Let’s face it – it’s hard to be hopeful. With the current economic climate in Europe and America, politicians are fighting to stay alive in an increasingly skeptical landscape. And the public is just fighting with frustration. But if one takes the time to read the fine print (although that tends to be conflicting and contradictory, too) there are always rays of optimism lurking there – sometimes in the most unlikely places.

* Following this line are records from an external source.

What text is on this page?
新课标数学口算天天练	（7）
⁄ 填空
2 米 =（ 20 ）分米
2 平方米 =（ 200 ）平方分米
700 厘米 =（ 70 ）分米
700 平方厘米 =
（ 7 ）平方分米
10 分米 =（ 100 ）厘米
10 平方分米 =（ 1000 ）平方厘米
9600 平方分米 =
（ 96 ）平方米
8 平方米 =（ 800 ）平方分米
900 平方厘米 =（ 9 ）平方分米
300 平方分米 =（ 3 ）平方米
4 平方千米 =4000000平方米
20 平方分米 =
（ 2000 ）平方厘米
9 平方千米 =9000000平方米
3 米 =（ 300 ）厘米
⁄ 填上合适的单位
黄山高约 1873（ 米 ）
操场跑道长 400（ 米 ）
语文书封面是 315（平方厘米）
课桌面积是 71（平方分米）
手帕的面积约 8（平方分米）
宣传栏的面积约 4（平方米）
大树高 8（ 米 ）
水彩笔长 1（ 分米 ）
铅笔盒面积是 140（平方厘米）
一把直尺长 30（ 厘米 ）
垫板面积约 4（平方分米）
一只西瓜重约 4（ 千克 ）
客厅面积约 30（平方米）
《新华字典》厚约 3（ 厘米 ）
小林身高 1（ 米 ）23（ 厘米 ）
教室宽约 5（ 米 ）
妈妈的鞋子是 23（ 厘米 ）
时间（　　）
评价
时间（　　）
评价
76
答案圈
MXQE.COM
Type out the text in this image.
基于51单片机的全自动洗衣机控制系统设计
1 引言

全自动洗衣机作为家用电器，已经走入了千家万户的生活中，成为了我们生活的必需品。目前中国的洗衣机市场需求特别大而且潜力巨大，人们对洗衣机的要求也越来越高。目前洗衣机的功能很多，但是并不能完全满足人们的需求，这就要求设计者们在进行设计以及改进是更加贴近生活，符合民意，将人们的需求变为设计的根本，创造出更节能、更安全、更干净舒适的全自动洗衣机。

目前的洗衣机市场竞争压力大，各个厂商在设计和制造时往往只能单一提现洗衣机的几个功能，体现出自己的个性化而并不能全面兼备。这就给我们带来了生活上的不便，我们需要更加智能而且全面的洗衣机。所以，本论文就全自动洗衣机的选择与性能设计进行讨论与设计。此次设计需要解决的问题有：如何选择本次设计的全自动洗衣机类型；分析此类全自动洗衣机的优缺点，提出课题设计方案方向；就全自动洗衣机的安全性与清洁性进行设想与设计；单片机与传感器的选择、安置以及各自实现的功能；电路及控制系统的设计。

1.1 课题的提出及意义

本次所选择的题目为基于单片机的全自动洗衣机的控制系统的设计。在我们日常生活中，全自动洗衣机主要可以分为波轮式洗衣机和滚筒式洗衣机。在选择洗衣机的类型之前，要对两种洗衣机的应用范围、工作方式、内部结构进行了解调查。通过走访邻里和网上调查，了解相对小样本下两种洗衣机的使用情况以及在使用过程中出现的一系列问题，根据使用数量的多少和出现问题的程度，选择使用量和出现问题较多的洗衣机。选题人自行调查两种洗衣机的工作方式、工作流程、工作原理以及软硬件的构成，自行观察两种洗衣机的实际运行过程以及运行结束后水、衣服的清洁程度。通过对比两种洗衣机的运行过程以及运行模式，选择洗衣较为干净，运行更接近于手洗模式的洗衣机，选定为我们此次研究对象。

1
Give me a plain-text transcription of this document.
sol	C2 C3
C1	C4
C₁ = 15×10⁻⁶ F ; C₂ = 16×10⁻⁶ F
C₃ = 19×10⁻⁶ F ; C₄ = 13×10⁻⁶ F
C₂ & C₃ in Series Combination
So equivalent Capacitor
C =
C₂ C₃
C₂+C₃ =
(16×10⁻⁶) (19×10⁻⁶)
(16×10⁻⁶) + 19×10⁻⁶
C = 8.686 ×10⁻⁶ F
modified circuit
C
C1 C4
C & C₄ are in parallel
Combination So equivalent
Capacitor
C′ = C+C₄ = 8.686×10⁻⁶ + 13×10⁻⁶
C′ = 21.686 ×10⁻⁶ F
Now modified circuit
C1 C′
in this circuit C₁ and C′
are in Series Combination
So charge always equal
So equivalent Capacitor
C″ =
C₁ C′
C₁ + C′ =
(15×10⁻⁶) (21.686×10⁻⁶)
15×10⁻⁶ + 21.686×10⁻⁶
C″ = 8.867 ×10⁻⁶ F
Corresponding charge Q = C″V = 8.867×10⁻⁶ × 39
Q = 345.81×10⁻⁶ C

This isn’t a story about a shining, pure idealist coming to save us from greedy, self-serving policymakers. But rather, a simpler confirmation that even the most perennial industries like the automotive trade can adapt to progressive changes, and survive. The recent North American International auto show, the largest in the US, has come back fighting, and the color is green – green for hybrids, green for ‘go’ on newly revived interest from consumers and green for the money the industry looks forward to making in 2012.
The UK’s Guardian newspaper reported that Ford, Chrysler and General Motors “all logged double-digit sales last year,” and the talk on the showroom floor is all about fuel efficiency, with Ford “planning to triple production of hybrids and electric vehicles to more than 100,000 in 2013, rolling out five battery-powered offerings.” It’s not just to do with altruism in fellow man and the environment, but probably more with spiraling fuel costs, regional instabilities and the desire to be practical at a chaotic time. Regardless of the intent, the outcome is the beginnings of a much-needed change in how we, as humans, interact with our environment and what we expect from our finite global resources. It doesn’t matter what wakes us up, as long as we are becoming aware and changing our ingrained lifestyle patterns. Good news from Detroit, good news for the planet.